Find the vertex of the parabola y=3x^2+x+5
which method did they teach you?
Completing the square or using a formula?
y=3x^2+x+5= 3(x^2 + x/3 + ? ) + 5
= 3(x^2 + x/3 + 1/36 ) + 5 -1/36
= 3(x+ 1/6)^2 + 4 35/36
vertex at x=-1/6
The method used here is completing the square. To find the vertex of the parabola y=3x^2+x+5, follow these steps:
1. Start with the equation: y=3x^2+x+5.
2. Rewrite the equation to create a perfect square trinomial in the form (x + h)^2:
y = 3(x^2 + x/3) + 5.
3. Take half of the coefficient of x (1/3 in this case) and square it to get (1/6)^2 = 1/36.

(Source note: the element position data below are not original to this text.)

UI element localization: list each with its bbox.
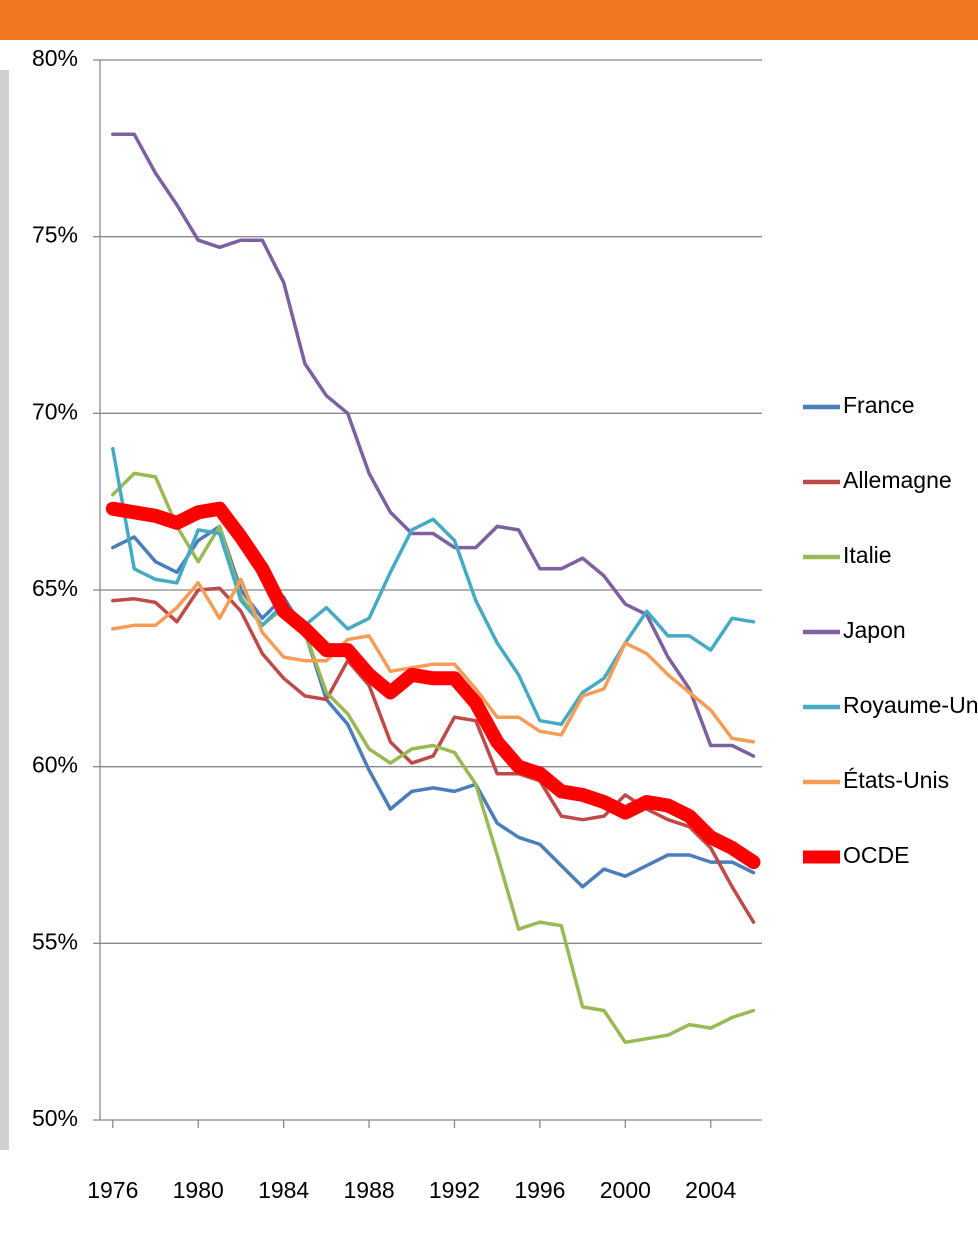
data-line <box>111 132 756 758</box>
y-tick-label: 80% <box>32 45 78 71</box>
legend-label: Italie <box>843 542 892 568</box>
y-tick-label: 70% <box>32 398 78 424</box>
legend-label: France <box>843 392 915 418</box>
data-line <box>111 471 756 1045</box>
legend-label: États-Unis <box>843 767 949 793</box>
x-tick-label: 1980 <box>173 1177 224 1203</box>
data-line <box>111 524 756 889</box>
y-tick-label: 50% <box>32 1105 78 1131</box>
header-gap <box>0 40 978 70</box>
legend-label: OCDE <box>843 842 909 868</box>
x-tick-label: 2000 <box>600 1177 651 1203</box>
side-border <box>0 70 9 1150</box>
legend-label: Royaume-Uni <box>843 692 978 718</box>
x-tick-label: 1984 <box>258 1177 309 1203</box>
y-tick-label: 55% <box>32 928 78 954</box>
y-tick-label: 65% <box>32 575 78 601</box>
x-tick-label: 1992 <box>429 1177 480 1203</box>
x-tick-label: 2004 <box>685 1177 736 1203</box>
x-tick-label: 1996 <box>514 1177 565 1203</box>
x-tick-label: 1988 <box>343 1177 394 1203</box>
x-tick-label: 1976 <box>87 1177 138 1203</box>
data-line <box>111 446 756 727</box>
data-line <box>111 577 756 744</box>
header-bar <box>0 0 978 40</box>
y-tick-label: 60% <box>32 752 78 778</box>
data-line <box>105 501 761 870</box>
y-tick-label: 75% <box>32 222 78 248</box>
legend-label: Japon <box>843 617 906 643</box>
legend-label: Allemagne <box>843 467 952 493</box>
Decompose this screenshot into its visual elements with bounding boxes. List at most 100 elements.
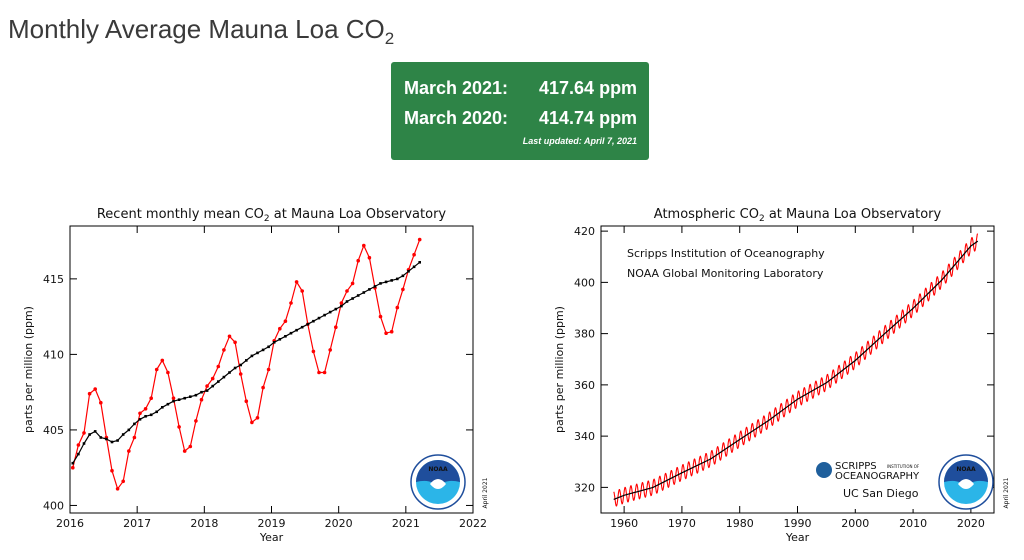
data-point-monthly (311, 349, 316, 354)
data-point-trend (99, 436, 103, 439)
y-tick-label: 415 (43, 273, 64, 286)
data-point-trend (189, 395, 192, 398)
data-point-trend (278, 338, 282, 341)
data-point-trend (250, 354, 254, 358)
data-point-monthly (356, 258, 361, 263)
data-point-monthly (222, 348, 226, 352)
data-point-trend (200, 390, 203, 394)
data-point-monthly (283, 319, 288, 323)
x-tick-label: 2016 (56, 517, 84, 530)
data-point-trend (161, 406, 164, 409)
data-point-trend (261, 348, 265, 352)
data-point-monthly (255, 416, 260, 420)
data-point-monthly (294, 280, 299, 284)
data-point-monthly (87, 391, 92, 396)
data-point-monthly (143, 407, 148, 411)
data-point-monthly (205, 384, 209, 388)
data-point-trend (412, 265, 416, 269)
x-tick-label: 2019 (258, 517, 286, 530)
data-point-monthly (238, 372, 243, 376)
data-point-monthly (138, 411, 142, 416)
scripps-logo-text: SCRIPPS (835, 461, 877, 472)
data-point-trend (71, 461, 75, 465)
data-point-monthly (216, 364, 221, 369)
y-tick-label: 400 (43, 499, 64, 512)
data-point-monthly (171, 396, 176, 400)
data-point-trend (373, 285, 377, 288)
y-tick-label: 320 (574, 481, 595, 494)
data-point-trend (384, 280, 388, 284)
data-point-trend (328, 310, 332, 314)
data-point-monthly (160, 358, 165, 363)
data-point-trend (149, 413, 153, 417)
data-point-monthly (199, 397, 204, 402)
data-point-trend (211, 384, 214, 388)
data-point-monthly (367, 255, 372, 260)
data-point-trend (228, 371, 231, 374)
data-point-trend (239, 363, 242, 367)
summary-label-current: March 2021: (404, 78, 509, 98)
data-point-trend (205, 389, 209, 392)
y-tick-label: 360 (574, 379, 595, 392)
y-tick-label: 410 (43, 348, 64, 361)
chart-title: Recent monthly mean CO2 at Mauna Loa Obs… (97, 207, 447, 224)
data-point-trend (289, 331, 293, 335)
noaa-logo-text: NOAA (956, 466, 976, 473)
data-point-trend (300, 325, 304, 329)
data-point-trend (295, 328, 298, 332)
noaa-logo-top (416, 460, 460, 488)
oceanography-logo-text: OCEANOGRAPHY (835, 471, 920, 482)
data-point-monthly (99, 400, 103, 405)
noaa-logo-text: NOAA (428, 466, 448, 473)
data-point-trend (183, 396, 186, 400)
summary-label-previous: March 2020: (404, 108, 509, 128)
y-axis-label: parts per million (ppm) (553, 306, 566, 433)
data-point-monthly (395, 305, 400, 310)
data-point-monthly (82, 431, 86, 435)
data-point-monthly (378, 314, 383, 319)
data-point-monthly (328, 348, 333, 352)
data-point-trend (401, 274, 405, 278)
data-point-trend (267, 345, 270, 349)
series-line-trend (613, 240, 979, 500)
co2-summary-box: March 2021: 417.64 ppm March 2020: 414.7… (391, 62, 649, 160)
data-point-trend (284, 335, 287, 338)
data-point-monthly (334, 325, 338, 329)
data-point-trend (82, 442, 86, 445)
y-tick-label: 405 (43, 424, 64, 437)
y-tick-label: 340 (574, 430, 595, 443)
data-point-monthly (261, 385, 265, 390)
data-point-monthly (384, 331, 388, 335)
series-line-monthly (613, 233, 979, 507)
data-point-trend (121, 433, 125, 436)
summary-row-current: March 2021: 417.64 ppm (404, 78, 637, 99)
data-point-trend (93, 430, 97, 433)
data-point-monthly (417, 237, 422, 242)
data-point-monthly (350, 281, 355, 286)
last-updated-text: Last updated: April 7, 2021 (522, 136, 637, 146)
data-point-trend (116, 439, 119, 442)
chart-title: Atmospheric CO2 at Mauna Loa Observatory (654, 207, 942, 224)
data-point-trend (166, 402, 170, 406)
x-tick-label: 2021 (392, 517, 420, 530)
data-point-monthly (194, 419, 198, 423)
data-point-trend (407, 270, 410, 273)
data-point-monthly (278, 326, 282, 331)
data-point-monthly (289, 301, 293, 305)
recent-monthly-co2-chart: Recent monthly mean CO2 at Mauna Loa Obs… (22, 207, 489, 544)
data-point-trend (362, 291, 366, 294)
summary-row-previous: March 2020: 414.74 ppm (404, 108, 637, 129)
data-point-monthly (362, 243, 366, 248)
data-point-trend (245, 359, 248, 362)
data-point-trend (340, 304, 343, 308)
data-point-monthly (115, 487, 120, 491)
data-point-trend (390, 279, 393, 282)
data-point-monthly (132, 435, 137, 440)
data-point-monthly (177, 425, 181, 429)
data-point-trend (138, 418, 142, 421)
data-point-monthly (188, 444, 193, 449)
data-point-monthly (300, 289, 305, 293)
data-point-trend (351, 297, 354, 300)
data-point-trend (144, 415, 147, 418)
longterm-co2-chart: Atmospheric CO2 at Mauna Loa Observatory… (553, 207, 1010, 544)
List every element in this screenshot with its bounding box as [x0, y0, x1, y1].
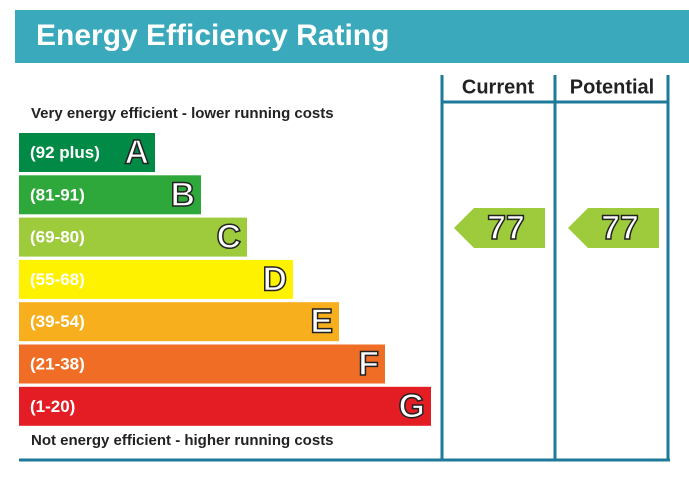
band-letter: C [216, 218, 241, 256]
band [19, 133, 155, 172]
band [19, 386, 431, 426]
band-range: (69-80) [30, 228, 85, 247]
rating-arrow [454, 208, 545, 248]
band [19, 175, 201, 215]
band-range: (39-54) [30, 312, 85, 331]
band-letter: G [399, 387, 425, 425]
band-letter: E [310, 303, 333, 341]
top-note: Very energy efficient - lower running co… [31, 105, 334, 122]
column-header: Current [462, 76, 535, 98]
title: Energy Efficiency Rating [36, 19, 389, 52]
band [19, 259, 293, 299]
band-letter: B [170, 176, 195, 214]
band [19, 217, 247, 257]
band-range: (92 plus) [30, 143, 100, 162]
band-range: (21-38) [30, 354, 85, 373]
rating-value: 77 [601, 209, 639, 247]
band-range: (81-91) [30, 185, 85, 204]
rating-arrow [568, 208, 659, 248]
band [19, 344, 385, 384]
bottom-note: Not energy efficient - higher running co… [31, 432, 334, 449]
band-letter: A [124, 133, 149, 171]
rating-value: 77 [487, 209, 525, 247]
band-letter: F [358, 345, 379, 383]
band-range: (1-20) [30, 397, 75, 416]
title-bar [15, 10, 689, 63]
frame [19, 75, 670, 462]
band-letter: D [262, 260, 287, 298]
column-header: Potential [570, 76, 654, 98]
band [19, 302, 339, 342]
band-range: (55-68) [30, 270, 85, 289]
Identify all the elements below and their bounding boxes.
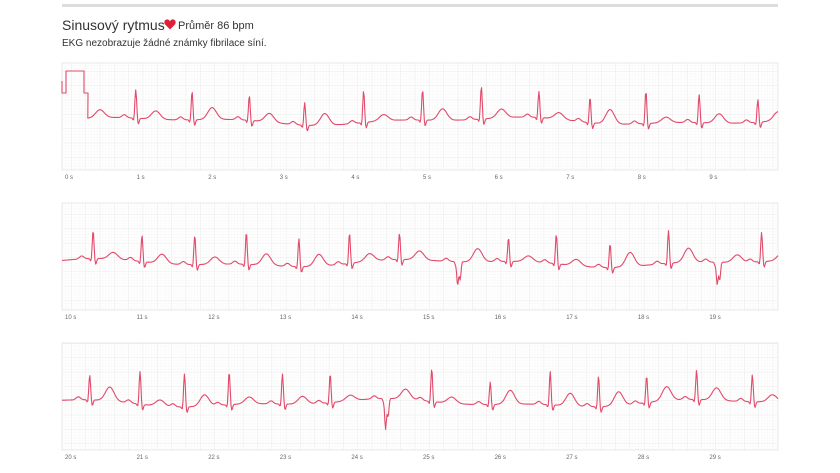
time-label: 29 s bbox=[709, 455, 720, 461]
title: Sinusový rytmus bbox=[62, 17, 165, 33]
time-label: 10 s bbox=[65, 315, 76, 321]
time-label: 27 s bbox=[566, 455, 577, 461]
time-label: 26 s bbox=[495, 455, 506, 461]
time-label: 6 s bbox=[495, 175, 503, 181]
time-label: 25 s bbox=[423, 455, 434, 461]
time-label: 15 s bbox=[423, 315, 434, 321]
time-label: 20 s bbox=[65, 455, 76, 461]
description: EKG nezobrazuje žádné známky fibrilace s… bbox=[62, 38, 267, 49]
time-label: 23 s bbox=[280, 455, 291, 461]
time-label: 24 s bbox=[351, 455, 362, 461]
time-label: 19 s bbox=[709, 315, 720, 321]
time-label: 0 s bbox=[65, 175, 73, 181]
time-label: 22 s bbox=[208, 455, 219, 461]
average: Průměr 86 bpm bbox=[178, 20, 254, 32]
time-label: 2 s bbox=[208, 175, 216, 181]
heart-icon bbox=[164, 19, 176, 30]
time-label: 3 s bbox=[280, 175, 288, 181]
time-label: 18 s bbox=[638, 315, 649, 321]
ecg-trace bbox=[61, 70, 779, 132]
grid bbox=[61, 62, 779, 171]
time-label: 11 s bbox=[137, 315, 148, 321]
top-bar bbox=[62, 4, 778, 7]
time-label: 14 s bbox=[351, 315, 362, 321]
ecg-trace bbox=[61, 230, 779, 286]
time-label: 21 s bbox=[137, 455, 148, 461]
grid bbox=[61, 342, 779, 451]
time-label: 12 s bbox=[208, 315, 219, 321]
time-label: 16 s bbox=[495, 315, 506, 321]
ecg-trace bbox=[61, 369, 779, 430]
time-label: 7 s bbox=[566, 175, 574, 181]
time-label: 8 s bbox=[638, 175, 646, 181]
time-label: 17 s bbox=[566, 315, 577, 321]
time-label: 5 s bbox=[423, 175, 431, 181]
time-label: 4 s bbox=[351, 175, 359, 181]
time-label: 1 s bbox=[137, 175, 145, 181]
time-label: 28 s bbox=[638, 455, 649, 461]
time-label: 9 s bbox=[709, 175, 717, 181]
time-label: 13 s bbox=[280, 315, 291, 321]
grid bbox=[61, 202, 779, 311]
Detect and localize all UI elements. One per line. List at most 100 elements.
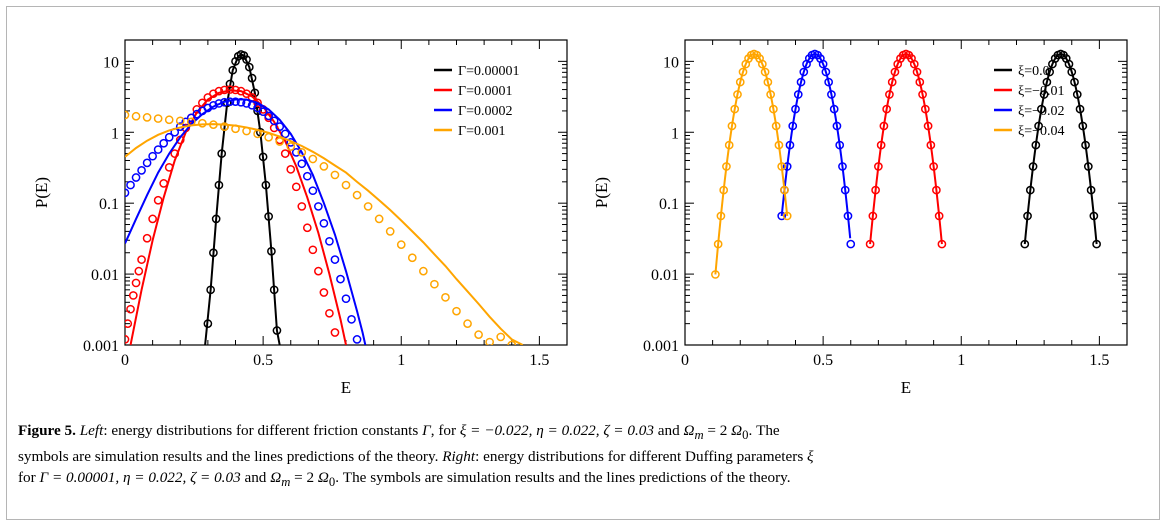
data-point bbox=[142, 113, 152, 122]
data-point bbox=[796, 77, 806, 87]
data-point bbox=[330, 255, 340, 264]
caption-text: . The symbols are simulation results and… bbox=[335, 469, 791, 487]
y-axis-label: P(E) bbox=[32, 177, 51, 208]
data-point bbox=[430, 279, 439, 289]
data-point bbox=[131, 278, 141, 288]
x-axis-label: E bbox=[341, 378, 351, 397]
data-point bbox=[763, 77, 773, 87]
data-point bbox=[777, 162, 787, 171]
data-point bbox=[716, 211, 726, 221]
data-point bbox=[125, 110, 130, 120]
data-point bbox=[242, 55, 251, 64]
caption-text: : energy distributions for different fri… bbox=[103, 422, 423, 439]
data-point bbox=[325, 308, 334, 318]
data-point bbox=[211, 214, 221, 224]
data-point bbox=[777, 211, 787, 221]
data-point bbox=[1072, 90, 1082, 99]
data-point bbox=[225, 85, 235, 94]
data-point bbox=[1070, 77, 1079, 87]
data-point bbox=[242, 126, 251, 136]
data-point bbox=[209, 100, 218, 110]
data-point bbox=[735, 77, 745, 87]
legend-entry: ξ=−0.04 bbox=[1018, 124, 1065, 139]
data-point bbox=[247, 73, 257, 83]
data-point bbox=[1081, 140, 1090, 150]
data-point bbox=[785, 140, 795, 150]
data-point bbox=[236, 97, 246, 107]
data-point bbox=[843, 211, 853, 221]
data-point bbox=[879, 121, 889, 131]
data-point bbox=[128, 291, 138, 300]
series-line-4 bbox=[125, 123, 524, 345]
data-point bbox=[1020, 239, 1030, 249]
data-point bbox=[818, 59, 828, 69]
caption-text: and bbox=[240, 469, 271, 487]
data-point bbox=[788, 121, 798, 131]
data-point bbox=[1064, 59, 1074, 69]
caption-math-sub: m bbox=[694, 428, 704, 443]
data-point bbox=[126, 180, 135, 190]
x-tick-label: 1.5 bbox=[529, 352, 549, 369]
data-point bbox=[915, 77, 925, 87]
data-point bbox=[496, 332, 506, 342]
data-point bbox=[724, 140, 734, 150]
data-point bbox=[258, 107, 268, 117]
data-point bbox=[733, 90, 742, 99]
data-point bbox=[865, 239, 875, 249]
data-point bbox=[319, 162, 329, 171]
data-point bbox=[882, 104, 892, 114]
data-point bbox=[164, 115, 174, 125]
caption-line-3: for Γ = 0.00001, η = 0.022, ζ = 0.03 and… bbox=[18, 467, 1148, 493]
caption-text: = 2 bbox=[290, 469, 318, 487]
data-point bbox=[280, 129, 290, 139]
data-point bbox=[774, 140, 784, 150]
data-point bbox=[267, 246, 276, 256]
data-point bbox=[286, 164, 296, 174]
caption-line-2: symbols are simulation results and the l… bbox=[18, 446, 1148, 467]
data-point bbox=[441, 292, 450, 302]
data-point bbox=[419, 266, 428, 276]
data-point bbox=[738, 67, 748, 77]
data-point bbox=[887, 77, 897, 87]
x-tick-label: 1.5 bbox=[1089, 352, 1109, 369]
data-point bbox=[302, 171, 312, 181]
data-point bbox=[1086, 185, 1096, 195]
data-point bbox=[206, 285, 215, 295]
data-point bbox=[137, 255, 146, 264]
data-point bbox=[1025, 185, 1035, 195]
data-point bbox=[1037, 104, 1046, 114]
data-point bbox=[198, 98, 207, 108]
caption-text: : energy distributions for different Duf… bbox=[475, 448, 808, 466]
data-point bbox=[730, 104, 740, 114]
data-point bbox=[452, 306, 461, 316]
data-point bbox=[125, 188, 130, 198]
legend-entry: Γ=0.0001 bbox=[458, 84, 513, 99]
data-point bbox=[713, 239, 723, 249]
caption-text: = 2 bbox=[703, 422, 732, 439]
data-point bbox=[711, 270, 720, 279]
data-point bbox=[192, 105, 202, 114]
data-point bbox=[760, 67, 770, 77]
y-tick-label: 1 bbox=[671, 125, 679, 142]
caption-math: Γ bbox=[422, 422, 431, 439]
data-point bbox=[228, 65, 238, 75]
caption-text: and bbox=[653, 422, 684, 439]
data-point bbox=[261, 180, 271, 190]
x-tick-label: 1 bbox=[397, 352, 405, 369]
caption-math: Ω bbox=[270, 469, 282, 487]
data-point bbox=[308, 186, 318, 196]
series-line-2 bbox=[129, 89, 347, 345]
legend-entry: Γ=0.001 bbox=[458, 124, 506, 139]
data-point bbox=[164, 163, 174, 172]
data-point bbox=[385, 227, 395, 236]
data-point bbox=[835, 140, 845, 150]
data-point bbox=[1042, 77, 1052, 87]
data-point bbox=[1078, 121, 1088, 131]
legend-entry: ξ=−0.01 bbox=[1018, 84, 1065, 99]
x-tick-label: 0 bbox=[681, 352, 689, 369]
data-point bbox=[142, 233, 152, 243]
data-point bbox=[269, 285, 279, 295]
series-line-1 bbox=[204, 53, 281, 345]
data-point bbox=[264, 132, 273, 142]
data-point bbox=[319, 288, 329, 297]
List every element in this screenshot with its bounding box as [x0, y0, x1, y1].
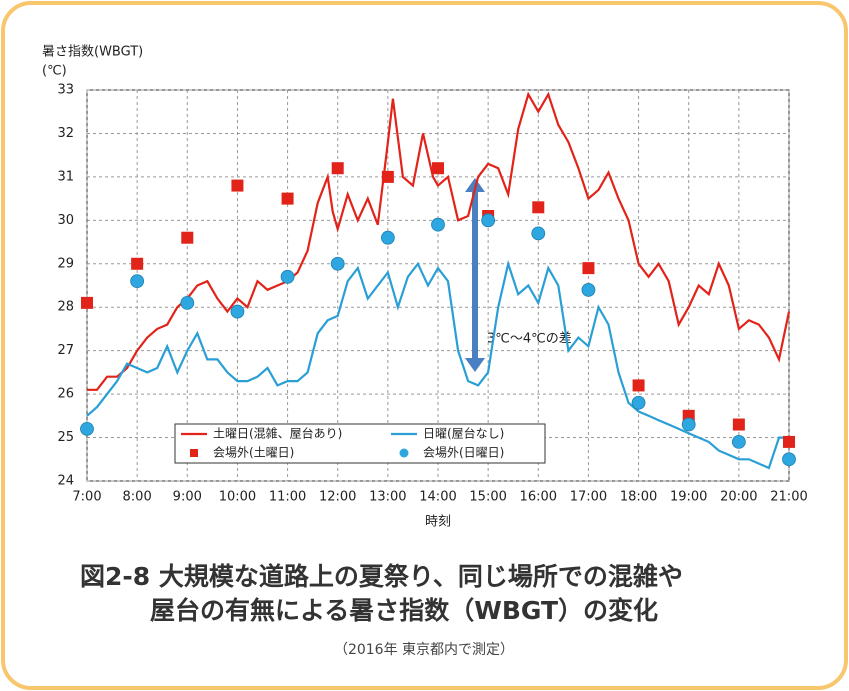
marker-circle: [230, 304, 245, 319]
marker-square: [231, 179, 244, 192]
y-tick-label: 25: [57, 430, 74, 445]
x-tick-label: 11:00: [269, 490, 306, 505]
marker-circle: [80, 421, 94, 436]
marker-square: [331, 162, 344, 175]
marker-circle: [581, 282, 596, 297]
subtitle: （2016年 東京都内で測定）: [334, 642, 514, 658]
marker-square: [532, 201, 545, 214]
marker-square: [281, 192, 294, 205]
x-tick-label: 7:00: [72, 490, 101, 505]
series-line: [86, 259, 789, 470]
marker-square: [783, 435, 795, 448]
y-tick-label: 33: [57, 83, 74, 98]
marker-circle: [731, 434, 746, 449]
marker-circle: [130, 274, 145, 289]
series-line: [87, 91, 791, 391]
marker-square: [732, 418, 745, 431]
y-tick-label: 28: [57, 300, 74, 315]
y-axis-label: 暑さ指数(WBGT): [42, 45, 143, 60]
y-tick-label: 31: [57, 169, 74, 184]
x-tick-label: 18:00: [620, 490, 657, 505]
legend-label: 土曜日(混雑、屋台あり): [213, 426, 342, 441]
x-tick-label: 19:00: [670, 490, 707, 505]
chart-title: 図2-8 大規模な道路上の夏祭り、同じ場所での混雑や: [80, 562, 683, 591]
x-tick-label: 20:00: [720, 490, 757, 505]
marker-square: [432, 162, 444, 175]
marker-square: [181, 231, 194, 244]
marker-square: [131, 257, 144, 270]
y-tick-label: 24: [57, 474, 74, 489]
marker-circle: [782, 452, 796, 467]
legend-label: 会場外(日曜日): [423, 446, 504, 460]
x-tick-label: 13:00: [369, 490, 406, 505]
x-tick-label: 16:00: [520, 490, 557, 505]
marker-circle: [380, 230, 395, 245]
marker-circle: [330, 256, 345, 271]
legend-label: 日曜(屋台なし): [423, 426, 504, 441]
y-tick-label: 29: [57, 256, 74, 271]
annotation: 3℃～4℃の差: [487, 332, 572, 347]
marker-square: [582, 262, 595, 275]
marker-circle: [431, 217, 445, 232]
marker-circle: [280, 269, 295, 284]
legend-swatch: [399, 448, 409, 458]
x-tick-label: 10:00: [219, 490, 256, 505]
y-tick-label: 27: [57, 343, 74, 358]
marker-circle: [631, 395, 646, 410]
y-tick-label: 26: [57, 387, 74, 402]
y-axis-label: (℃): [42, 64, 67, 79]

4. Add the square term inside the parentheses:
y = 3(x^2 + x/3 + 1/36) + 5.
5. To maintain the equality of the equation, subtract the added term outside the parentheses:
y = 3(x^2 + x/3 + 1/36) + 5 - 1/36.
6. Simplify the equation:
y = 3(x+ 1/6)^2 + 4 35/36.
7. From the equation, we can see that the vertex of the parabola is at the point (-1/6, 4 35/36). Therefore, the vertex of the parabola is at x = -1/6.